Rok temu w serwisie YouTube ukazał się kontrowersyjny dokument braci Sekielskich pt. Tylko nie mów nikomu, poruszający problem pedofilii w polskim Kościele. Film został zrealizowany dzięki środkom zebranym na platformie crowdfundingowej i zgromadził ponad 23 miliony wyświetleń.
Bracia Sekielscy zapowiadali, że zgromadzony przez nich materiał jest tak obszerny, że film doczeka się kontynuacji.
Dokument pt. Zabawa w chowanego właśnie pojawił się na YouTube. Z okazji premiery Tomasz Sekielski udzielił wywiadu Magdzie Mołek.
Czuję się podekscytowany, zdenerwowany. Wiadomo, że czeka się na pierwsze recenzje widzów, na komentarze - powiedział na wstępie.
Dziennikarz uważa, że film Tylko nie mów nikomu przełamał pewne tabu, ale niestety niewiele zmienił, jeśli chodzi o surowsze karanie przestępców w sutannach.
Zmieniła się świadomość społeczna. Dyskusja na temat problemu pedofilii wśród księży jest na innym poziomie niż rok czy dwa lata temu (...). Na tym mi zależało. Nie miałem złudzeń, że nagle zmieni się wszystko, że Kościół od razu dokona rozliczeń i samooczyszczenia. Nie byłem naiwny. Nie wierzyłem w szybkie działania polityków. I to się potwierdziło. (...) Wciąż jest coś takiego jak parasol ochronny rozłożony nad Kościołem i duchowni wciąż mogą liczyć na inne traktowanie niż cywilni sprawcy takich przestępstw - ocenia.

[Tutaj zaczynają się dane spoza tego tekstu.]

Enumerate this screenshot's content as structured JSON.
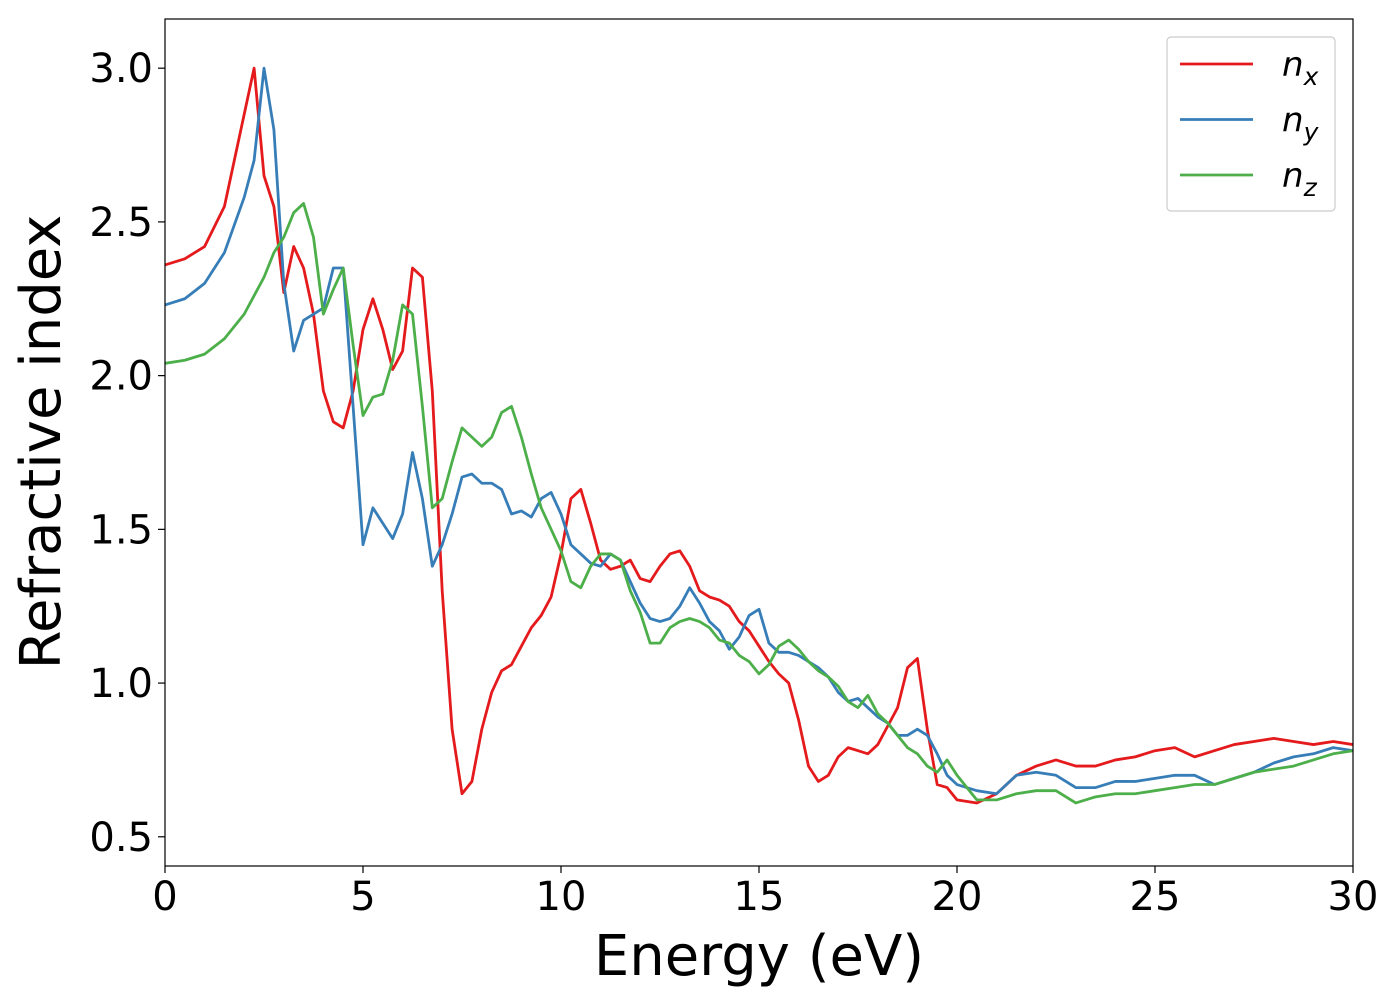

Sekielski ma żal do polityków, nie tylko z partii rządzącej.
To nie jest problem tylko tego, kto rządzi w kraju. (...) Politycy wszystkich opcji mieli dużo czasu, aby krzyczeć, wzywać i apelować do premiera, prezydenta, marszałka Sejmu i Senatu, aby wyłonić członków Państwowej Komisji ds. Pedofilii. Mam zastrzeżenia do całej klasy politycznej (...) Wszyscy zapewniali, że pedofilów trzeba ścigać. I nic się nie dzieje. Mam poczucie, że generalnie dla większości polityków to jest temat niewygodny. Wolą zajmować się innymi sprawami. Może uważają, że nie warto zadzierać z Kościołem, bo to poparcie może przydać się w trakcie wyborów - zastanawia się dziennikarz.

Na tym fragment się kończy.